The shooting happened at a ticket counter for the Israeli national airlines, El Al. The family of Yakov Aminov, one of two Israeli nationals killed in the terrorist attack, and others who were injured are seeking more than $17 million. El Al ticket counter employee Victoria Hen also died in the attack.

The complaints allege that the city "failed to provide security at Tom Bradley Terminal, which it owns; no airport police or city security was present to detect or stop this terrorist."

Attorney Richard Fine said officers arrived on the scene 15 minutes after the shooting began, even though the holiday was a time of high alert for terrorist activity.

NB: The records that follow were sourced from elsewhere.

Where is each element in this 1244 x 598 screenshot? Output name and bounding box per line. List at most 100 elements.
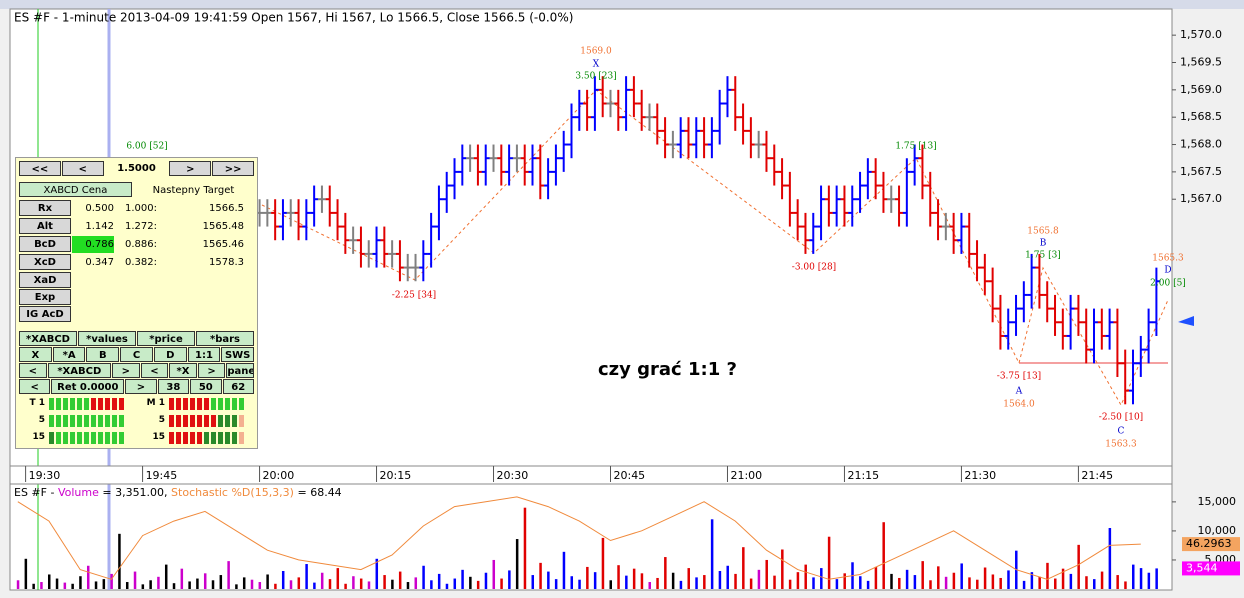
price-bar	[427, 212, 436, 268]
price-bar	[637, 89, 646, 131]
price-bar	[1058, 308, 1067, 350]
row-button[interactable]: XaD	[19, 272, 71, 288]
panel-button[interactable]: *XABCD	[47, 363, 112, 378]
volume-bar	[71, 583, 74, 589]
price-bar	[661, 117, 670, 159]
meter-cell	[176, 415, 181, 427]
panel-button[interactable]: *X	[169, 363, 197, 378]
panel-button[interactable]: <	[140, 363, 169, 378]
price-bar	[1019, 281, 1028, 323]
meter-cell	[77, 432, 82, 444]
panel-button[interactable]: >	[112, 363, 140, 378]
volume-bar	[671, 572, 675, 589]
volume-bar	[281, 570, 285, 589]
volume-bar	[976, 579, 979, 589]
panel-button[interactable]: *A	[52, 347, 86, 362]
volume-bar	[297, 577, 301, 589]
panel-button[interactable]: <	[19, 363, 47, 378]
row-button[interactable]: IG AcD	[19, 306, 71, 322]
row-button[interactable]: XcD	[19, 254, 71, 270]
panel-button[interactable]: 62	[222, 379, 254, 394]
volume-bar	[1100, 571, 1104, 589]
price-bar	[676, 117, 685, 159]
annotation: -3.75 [13]	[997, 372, 1041, 382]
panel-button[interactable]: *bars	[196, 331, 254, 346]
meter-cell	[176, 398, 181, 410]
meter-cell	[225, 415, 230, 427]
meter-cell	[91, 398, 96, 410]
meter-label: 5	[38, 415, 45, 425]
meter-cell	[232, 415, 237, 427]
volume-bar	[508, 570, 511, 589]
panel-button[interactable]: *XABCD	[19, 331, 77, 346]
panel-button[interactable]: SWS	[221, 347, 255, 362]
panel-button[interactable]: D	[153, 347, 187, 362]
volume-bar	[710, 519, 714, 589]
price-bar	[294, 199, 303, 241]
price-bar	[1105, 308, 1114, 350]
panel-button[interactable]: *values	[78, 331, 136, 346]
volume-bar	[157, 576, 160, 589]
volume-bar	[492, 559, 496, 589]
panel-button[interactable]: 50	[190, 379, 222, 394]
nav-item[interactable]: <	[61, 161, 104, 176]
panel-button[interactable]: 1:1	[187, 347, 221, 362]
price-bar	[778, 158, 787, 200]
annotation: 1.75 [3]	[1025, 251, 1061, 261]
panel-button[interactable]: C	[120, 347, 153, 362]
meter-cell	[204, 432, 209, 444]
volume-bar	[383, 575, 386, 589]
price-bar	[879, 171, 888, 213]
price-bar	[887, 185, 896, 213]
volume-bar	[703, 575, 706, 589]
meter-cell	[183, 415, 188, 427]
panel-button[interactable]: >	[125, 379, 157, 394]
panel-button[interactable]: 38	[157, 379, 190, 394]
row-button[interactable]: Alt	[19, 218, 71, 234]
price-bar	[1027, 253, 1036, 309]
volume-bar	[617, 565, 620, 589]
nav-item[interactable]: <<	[19, 161, 61, 176]
price-bar	[598, 76, 607, 118]
nav-item[interactable]: >	[169, 161, 212, 176]
panel-button[interactable]: <	[19, 379, 51, 394]
row-button[interactable]: Exp	[19, 289, 71, 305]
price-bar	[996, 294, 1005, 350]
panel-button[interactable]: Ret 0.0000	[51, 379, 125, 394]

By the time officers responded, Fine said, the assailant had been fatally wounded by an El Al security guard and restrained by others in the terminal.

"These were citizens that stopped this terrorist," he said. "Nobody has offered to take care of these people at all."

Rescuers in this July 2002 photo remove one of the victims from the Los Angeles terminal.
Rescuers in this July 2002 photo remove one of the victims from the Los Angeles terminal.

Aminov's widow and children are seeking $17 million from for their loss. Other plaintiffs injured by the gunman are each seeking between $1 million and $3 million for trauma, stress and loss of income.

Fine said that the city's budget allocates funds to support antiterrorist efforts at LAX, and therefore Los Angeles has made "an admission that the city takes responsibility for the security at LAX."

Los Angeles officials have 45 days to accept, reject or settle the claims. If the city rejects the claims, plaintiffs will file the lawsuit in federal court.

A federal investigation concluded in September last year that the shooting was a terrorist act carried out alone by Egyptian national Hesham Mohamed Hadayet. Authorities believe that Hadayet thought he would become a martyr when he opened fire with a .45-caliber handgun. He also had a 9mm handgun, extra ammunition and a six-inch knife in his possession.

No evidence has been found linking Hadayet to any terrorist organizations, but he was known to have anti-Israeli views and was opposed to U.S. policy in the Middle East.